Portland to pay $ 5,000 to settle trial of Montana man sued by police while holding “Liability” sign after protest
The city of Portland is set to pay $ 5,000 to settle a lawsuit filed by a 22-year-old Montana man who alleged that officers violated his free speech and falsely arrested him last summer after chasing him from the sidewalk in front of his hotel where there was a sign that read âResponsibilityâ and âTransparencyâ.
The city made the offer before Cale Josephs’ lawyer dismissed the officers involved.
Josephs and her boyfriend had participated in a protest earlier that night outside the Justice Center in downtown Portland in support of the Black Lives Matter movement.
After police ordered the crowds to disperse, Josephs and his friend returned to their hotel, the Mark Spencer in the 400 block of Southwest 11th Avenue, and were standing on the sidewalk opposite when three police officers pulled up. suddenly rushed towards them in their cars, according to his lawyer.
Three officers came out and chased Josephs into the hotel lobby. He was taken into custody at around 12:30 a.m. on June 8, 2020, and accused of interfering with the police, but prosecutors never filed a complaint.
Josephs was unaware that prosecutors had closed the case until he returned to Portland about a month later from his home state for the arraignment date stated on his summons, his attorney Neal said. Weingart.
Weingart called the settlement a âjust resolutionâ.
âI think they put Cale in a tough spot,â he said. “I hope the Portland Police Department notices when their officers act like this.”
Surveillance video, which does not include audio, showed Josephs pointing twice at the officers and apparently yelling something animatedly as the police pulled up to him and his friend. The officers suddenly rushed towards Josephs, prompting him to run. Police caught up with him and arrested him in the lobby, but not his boyfriend, the lawsuit says.
Josephs, according to the prosecution, held a sign reading “Accountability” and “Transparency” and officers told the couple they were violating the curfew, even though there was no curfew that night. , according to the lawsuit.
Josephs said he and his boyfriend got caught in tear gas fired at the protest crowd but dispersed, walked back to their hotel and were “just standing outside trying to catch our breath and in moments , the police just invaded us “.
He said he questioned the police as they stopped and ran towards him: âI am not allowed to be here to demand an end to their qualified immunity? “
His lawyer says the police sued Josephs for “responding to them.”
Josephs was questioned by two detectives before being released after three to four hours, Weingart said.
Police said Josephs was holding up a sign and refusing to leave the area after a police truck issued scatter orders.
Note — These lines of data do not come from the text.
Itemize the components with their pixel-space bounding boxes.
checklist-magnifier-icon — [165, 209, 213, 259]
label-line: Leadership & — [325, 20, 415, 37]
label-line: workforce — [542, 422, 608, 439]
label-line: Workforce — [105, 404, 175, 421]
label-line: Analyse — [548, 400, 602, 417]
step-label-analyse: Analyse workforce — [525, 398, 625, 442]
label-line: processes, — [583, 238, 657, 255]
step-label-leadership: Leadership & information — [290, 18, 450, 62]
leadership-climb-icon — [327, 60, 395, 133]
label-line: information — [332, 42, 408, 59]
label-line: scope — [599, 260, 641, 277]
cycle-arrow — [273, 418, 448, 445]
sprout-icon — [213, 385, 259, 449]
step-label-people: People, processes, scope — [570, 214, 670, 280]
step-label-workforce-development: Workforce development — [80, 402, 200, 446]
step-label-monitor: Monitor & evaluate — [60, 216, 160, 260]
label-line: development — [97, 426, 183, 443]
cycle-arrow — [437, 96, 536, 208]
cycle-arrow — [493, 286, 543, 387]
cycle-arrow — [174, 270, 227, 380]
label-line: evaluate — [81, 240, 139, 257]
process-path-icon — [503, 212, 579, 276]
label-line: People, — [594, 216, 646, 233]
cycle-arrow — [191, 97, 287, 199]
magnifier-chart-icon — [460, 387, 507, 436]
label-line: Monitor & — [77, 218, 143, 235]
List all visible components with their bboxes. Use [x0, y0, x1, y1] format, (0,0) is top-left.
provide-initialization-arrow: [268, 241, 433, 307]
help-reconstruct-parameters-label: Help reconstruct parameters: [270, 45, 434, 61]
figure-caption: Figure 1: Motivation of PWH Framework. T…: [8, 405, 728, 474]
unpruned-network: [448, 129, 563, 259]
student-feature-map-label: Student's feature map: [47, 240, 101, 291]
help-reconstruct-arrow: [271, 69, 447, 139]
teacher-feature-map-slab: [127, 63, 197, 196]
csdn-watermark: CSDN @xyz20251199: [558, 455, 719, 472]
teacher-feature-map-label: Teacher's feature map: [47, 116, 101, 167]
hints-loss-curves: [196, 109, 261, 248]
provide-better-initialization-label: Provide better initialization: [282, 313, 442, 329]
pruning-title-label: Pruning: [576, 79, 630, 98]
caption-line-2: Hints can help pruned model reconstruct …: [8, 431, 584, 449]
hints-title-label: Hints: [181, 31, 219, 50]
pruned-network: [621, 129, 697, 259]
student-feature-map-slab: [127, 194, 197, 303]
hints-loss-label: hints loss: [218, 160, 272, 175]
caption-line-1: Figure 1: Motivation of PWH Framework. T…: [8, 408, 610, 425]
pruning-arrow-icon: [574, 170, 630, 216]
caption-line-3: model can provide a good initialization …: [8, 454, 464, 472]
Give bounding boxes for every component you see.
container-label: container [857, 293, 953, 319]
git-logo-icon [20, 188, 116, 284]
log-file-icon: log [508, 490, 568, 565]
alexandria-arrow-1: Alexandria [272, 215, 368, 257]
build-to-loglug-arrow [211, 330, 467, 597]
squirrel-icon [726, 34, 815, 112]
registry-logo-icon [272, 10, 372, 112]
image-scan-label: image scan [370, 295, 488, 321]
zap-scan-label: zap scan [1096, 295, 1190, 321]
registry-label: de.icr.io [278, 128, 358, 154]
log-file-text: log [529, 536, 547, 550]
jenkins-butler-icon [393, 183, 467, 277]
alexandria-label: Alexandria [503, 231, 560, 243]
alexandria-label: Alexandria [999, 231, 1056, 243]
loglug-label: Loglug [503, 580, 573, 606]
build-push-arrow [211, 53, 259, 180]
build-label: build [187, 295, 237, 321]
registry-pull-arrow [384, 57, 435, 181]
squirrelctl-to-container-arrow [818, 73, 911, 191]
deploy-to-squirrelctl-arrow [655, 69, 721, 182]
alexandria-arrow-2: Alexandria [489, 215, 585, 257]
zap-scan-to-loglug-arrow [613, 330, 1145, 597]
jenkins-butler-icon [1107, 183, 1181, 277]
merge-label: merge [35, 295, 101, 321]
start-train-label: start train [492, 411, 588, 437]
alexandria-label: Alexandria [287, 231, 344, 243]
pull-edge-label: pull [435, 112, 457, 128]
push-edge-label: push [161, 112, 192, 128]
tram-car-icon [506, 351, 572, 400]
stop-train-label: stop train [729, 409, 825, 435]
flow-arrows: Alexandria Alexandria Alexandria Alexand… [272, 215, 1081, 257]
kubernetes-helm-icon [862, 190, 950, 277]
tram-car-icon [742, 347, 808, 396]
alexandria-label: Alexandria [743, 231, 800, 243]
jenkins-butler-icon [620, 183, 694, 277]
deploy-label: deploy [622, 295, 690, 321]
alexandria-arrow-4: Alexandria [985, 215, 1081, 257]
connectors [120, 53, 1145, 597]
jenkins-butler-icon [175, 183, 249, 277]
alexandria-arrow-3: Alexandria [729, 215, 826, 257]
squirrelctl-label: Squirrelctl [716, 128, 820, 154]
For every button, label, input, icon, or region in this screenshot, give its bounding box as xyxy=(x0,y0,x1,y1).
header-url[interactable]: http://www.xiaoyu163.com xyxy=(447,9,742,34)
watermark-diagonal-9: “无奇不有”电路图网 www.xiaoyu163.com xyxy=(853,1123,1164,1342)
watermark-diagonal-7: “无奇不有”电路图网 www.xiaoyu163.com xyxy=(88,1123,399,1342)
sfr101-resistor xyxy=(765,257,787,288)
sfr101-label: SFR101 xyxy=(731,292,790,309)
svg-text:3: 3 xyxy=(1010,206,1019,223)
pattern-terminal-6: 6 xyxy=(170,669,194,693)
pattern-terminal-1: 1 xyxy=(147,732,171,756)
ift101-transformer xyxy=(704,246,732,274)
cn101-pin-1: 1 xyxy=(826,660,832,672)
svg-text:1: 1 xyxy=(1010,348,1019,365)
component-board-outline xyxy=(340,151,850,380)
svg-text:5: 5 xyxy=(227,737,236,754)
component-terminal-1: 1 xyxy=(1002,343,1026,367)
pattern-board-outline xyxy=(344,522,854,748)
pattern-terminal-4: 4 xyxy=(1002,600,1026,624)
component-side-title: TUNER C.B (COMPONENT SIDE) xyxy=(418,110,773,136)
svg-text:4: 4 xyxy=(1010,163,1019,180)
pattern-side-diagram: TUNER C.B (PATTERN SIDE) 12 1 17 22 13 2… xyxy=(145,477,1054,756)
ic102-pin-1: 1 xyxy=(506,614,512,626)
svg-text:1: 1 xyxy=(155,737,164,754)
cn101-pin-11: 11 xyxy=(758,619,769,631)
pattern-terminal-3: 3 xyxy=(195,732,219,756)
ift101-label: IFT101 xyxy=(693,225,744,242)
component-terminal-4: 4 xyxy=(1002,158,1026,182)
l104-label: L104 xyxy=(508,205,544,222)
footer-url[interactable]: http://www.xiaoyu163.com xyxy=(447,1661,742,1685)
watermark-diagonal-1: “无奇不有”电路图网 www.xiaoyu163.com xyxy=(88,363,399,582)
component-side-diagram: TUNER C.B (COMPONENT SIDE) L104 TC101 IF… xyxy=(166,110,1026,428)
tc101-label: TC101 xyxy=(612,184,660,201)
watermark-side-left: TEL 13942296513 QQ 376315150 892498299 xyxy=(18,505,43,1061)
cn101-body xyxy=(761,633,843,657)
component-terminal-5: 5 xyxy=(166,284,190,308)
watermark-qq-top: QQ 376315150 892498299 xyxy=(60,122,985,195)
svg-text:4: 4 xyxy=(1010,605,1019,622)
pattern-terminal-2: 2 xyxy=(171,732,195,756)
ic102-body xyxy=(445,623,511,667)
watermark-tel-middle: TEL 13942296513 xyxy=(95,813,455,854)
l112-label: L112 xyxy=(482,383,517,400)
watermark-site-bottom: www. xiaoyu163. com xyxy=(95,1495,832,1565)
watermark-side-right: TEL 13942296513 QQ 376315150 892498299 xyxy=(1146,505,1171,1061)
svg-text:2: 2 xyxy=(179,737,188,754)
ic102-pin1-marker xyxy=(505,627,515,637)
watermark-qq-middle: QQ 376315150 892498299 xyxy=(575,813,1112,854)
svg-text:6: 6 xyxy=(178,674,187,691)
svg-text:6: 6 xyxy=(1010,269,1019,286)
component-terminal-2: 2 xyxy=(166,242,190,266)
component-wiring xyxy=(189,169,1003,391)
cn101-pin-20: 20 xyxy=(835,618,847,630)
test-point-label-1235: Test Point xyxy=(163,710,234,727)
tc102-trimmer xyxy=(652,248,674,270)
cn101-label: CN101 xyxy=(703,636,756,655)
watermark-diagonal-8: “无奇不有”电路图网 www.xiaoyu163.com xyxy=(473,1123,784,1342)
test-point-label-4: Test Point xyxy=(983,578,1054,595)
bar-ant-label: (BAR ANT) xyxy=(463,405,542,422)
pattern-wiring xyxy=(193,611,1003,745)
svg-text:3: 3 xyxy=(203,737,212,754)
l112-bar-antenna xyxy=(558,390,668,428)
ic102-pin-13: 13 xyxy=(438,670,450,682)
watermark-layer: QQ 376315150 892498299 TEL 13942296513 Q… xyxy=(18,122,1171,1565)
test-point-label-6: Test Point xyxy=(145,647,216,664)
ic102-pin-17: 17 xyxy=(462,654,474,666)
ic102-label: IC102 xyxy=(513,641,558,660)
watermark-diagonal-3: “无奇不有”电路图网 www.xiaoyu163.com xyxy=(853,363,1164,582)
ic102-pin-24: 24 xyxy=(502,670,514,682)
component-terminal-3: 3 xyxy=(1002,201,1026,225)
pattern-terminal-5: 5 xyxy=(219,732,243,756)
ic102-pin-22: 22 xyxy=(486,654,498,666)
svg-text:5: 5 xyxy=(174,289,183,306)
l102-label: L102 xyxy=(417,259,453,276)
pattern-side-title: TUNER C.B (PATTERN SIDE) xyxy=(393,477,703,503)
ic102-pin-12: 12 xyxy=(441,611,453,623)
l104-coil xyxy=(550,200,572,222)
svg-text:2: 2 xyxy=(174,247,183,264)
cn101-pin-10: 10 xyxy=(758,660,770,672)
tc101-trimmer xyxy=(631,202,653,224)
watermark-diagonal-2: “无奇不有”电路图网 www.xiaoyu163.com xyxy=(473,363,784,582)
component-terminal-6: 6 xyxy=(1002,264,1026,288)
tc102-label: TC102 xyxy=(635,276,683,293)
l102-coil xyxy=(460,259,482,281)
Police admitted arresting Josephs, taking him for questioning at police headquarters and citing him for allegedly interfere with an officer.
“The defendants had valid, legitimate, objectively reasonable, non-discriminatory and non-retaliatory reasons for all actions taken by them in relation to the plaintiff or the activities described in the plaintiff’s complaint, and these actions were not based on any improper grounds. or taken for an improper purpose, “wrote Deputy City Attorney Caroline Turco in a response to the lawsuit earlier this year.
Josephs and her boyfriend had left the protest area and, as two visitors from out of town, were unaware that the Mark Spencer Hotel was right within the confines of the dispersal area, Weingart said .
The city offered to pay Josephs $ 5,000 to settle the lawsuit. His lawyer accepted the settlement, which was filed in court on Tuesday.
The payment “should not be construed as an admission that the defendant is responsible in this action, or that the plaintiff has suffered damages,” the offer to settle says.
Josephs and her boyfriend had arrived in Portland after a road trip to the Pacific Northwest last summer, first stopping in Seattle to visit her boyfriend’s sister and driving towards the south along the coast before staying in Portland.
He transferred earlier this year from Montana State University to Georgetown University and lives in Washington, DC, now a junior student seeking a bachelor’s degree in international relations.
Josephs said he was happy an agreement was reached. Still, he added, “One of the downsides is that the police don’t admit their faults, which is disappointing and disheartening.”